山市厚労大臣が立ち上がり、秘書官から受け取った資料を配布し始める。「基礎年金の財政状況が深刻化しています。抜本的な見直しが必要な時期に来ております」


労働界代表の手がすっと上がった。「具体的にはどのような見直しを?」


山市の視線が一瞬泳ぐ。「現在、省内で検討中です」言葉を慎重に選びながら続ける。「近日中に叩き台をお示しできると思います」


「企業としても、持続可能な制度への転換は歓迎します」経済界代表が前のめりになる。


学界代表が資料をパラパラとめくる音が響く。

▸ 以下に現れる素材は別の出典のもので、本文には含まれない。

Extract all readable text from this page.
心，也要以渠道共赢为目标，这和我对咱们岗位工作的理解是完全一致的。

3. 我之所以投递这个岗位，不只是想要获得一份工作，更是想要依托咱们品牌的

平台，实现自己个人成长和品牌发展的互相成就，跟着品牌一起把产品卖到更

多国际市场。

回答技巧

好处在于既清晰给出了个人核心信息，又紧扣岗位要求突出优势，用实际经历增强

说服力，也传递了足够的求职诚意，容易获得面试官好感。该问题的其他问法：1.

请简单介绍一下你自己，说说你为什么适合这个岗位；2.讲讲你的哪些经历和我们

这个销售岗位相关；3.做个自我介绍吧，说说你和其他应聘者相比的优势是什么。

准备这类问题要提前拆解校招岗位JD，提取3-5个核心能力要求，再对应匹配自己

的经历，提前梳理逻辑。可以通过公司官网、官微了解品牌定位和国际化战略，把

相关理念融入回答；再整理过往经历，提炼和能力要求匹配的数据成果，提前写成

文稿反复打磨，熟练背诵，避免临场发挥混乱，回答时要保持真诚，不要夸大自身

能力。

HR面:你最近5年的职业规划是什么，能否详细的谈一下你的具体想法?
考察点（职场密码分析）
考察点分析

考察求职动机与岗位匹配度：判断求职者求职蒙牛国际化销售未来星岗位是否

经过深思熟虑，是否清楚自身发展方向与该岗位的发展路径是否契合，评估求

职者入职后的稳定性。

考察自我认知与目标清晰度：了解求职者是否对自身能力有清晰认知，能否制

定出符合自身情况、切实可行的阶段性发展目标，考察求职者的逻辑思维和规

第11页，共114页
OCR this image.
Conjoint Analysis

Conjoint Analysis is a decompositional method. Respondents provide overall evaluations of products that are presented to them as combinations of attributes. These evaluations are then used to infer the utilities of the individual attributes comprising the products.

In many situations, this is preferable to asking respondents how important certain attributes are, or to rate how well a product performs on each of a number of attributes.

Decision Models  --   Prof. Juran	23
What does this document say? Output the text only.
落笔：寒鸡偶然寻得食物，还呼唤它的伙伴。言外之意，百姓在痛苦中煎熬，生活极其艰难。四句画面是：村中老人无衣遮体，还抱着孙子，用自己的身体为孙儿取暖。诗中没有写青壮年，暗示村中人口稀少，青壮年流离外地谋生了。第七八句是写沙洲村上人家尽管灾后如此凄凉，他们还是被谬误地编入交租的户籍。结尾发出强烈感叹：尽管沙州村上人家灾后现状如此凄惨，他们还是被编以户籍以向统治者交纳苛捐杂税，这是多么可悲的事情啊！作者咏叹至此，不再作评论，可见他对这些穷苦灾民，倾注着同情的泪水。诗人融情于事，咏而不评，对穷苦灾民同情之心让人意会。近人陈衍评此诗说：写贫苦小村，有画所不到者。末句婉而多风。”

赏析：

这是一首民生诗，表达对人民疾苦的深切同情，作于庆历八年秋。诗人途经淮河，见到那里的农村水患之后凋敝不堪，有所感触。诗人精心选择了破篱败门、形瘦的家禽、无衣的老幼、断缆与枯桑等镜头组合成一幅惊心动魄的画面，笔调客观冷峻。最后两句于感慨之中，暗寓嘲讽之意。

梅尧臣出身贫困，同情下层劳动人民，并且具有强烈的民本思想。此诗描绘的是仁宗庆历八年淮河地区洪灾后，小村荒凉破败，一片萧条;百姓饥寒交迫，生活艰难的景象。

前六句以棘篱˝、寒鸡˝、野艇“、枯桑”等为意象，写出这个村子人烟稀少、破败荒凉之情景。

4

「しかし、急激な制度変更は混乱を招きます。段階的な移行が望ましい」その声には学者特有の慎重さがにじんでいた。


座長が議論をまとめる。「では、省内での検討結果を待って、次回詳細に議論いたしましょう」


会議は1時間で終了した。委員たちは「建設的な意見交換」ができたと満足げに会議室を後にする。


委員たちの誰一人、真の議論が別室で始まろうとしていることには気づいていない。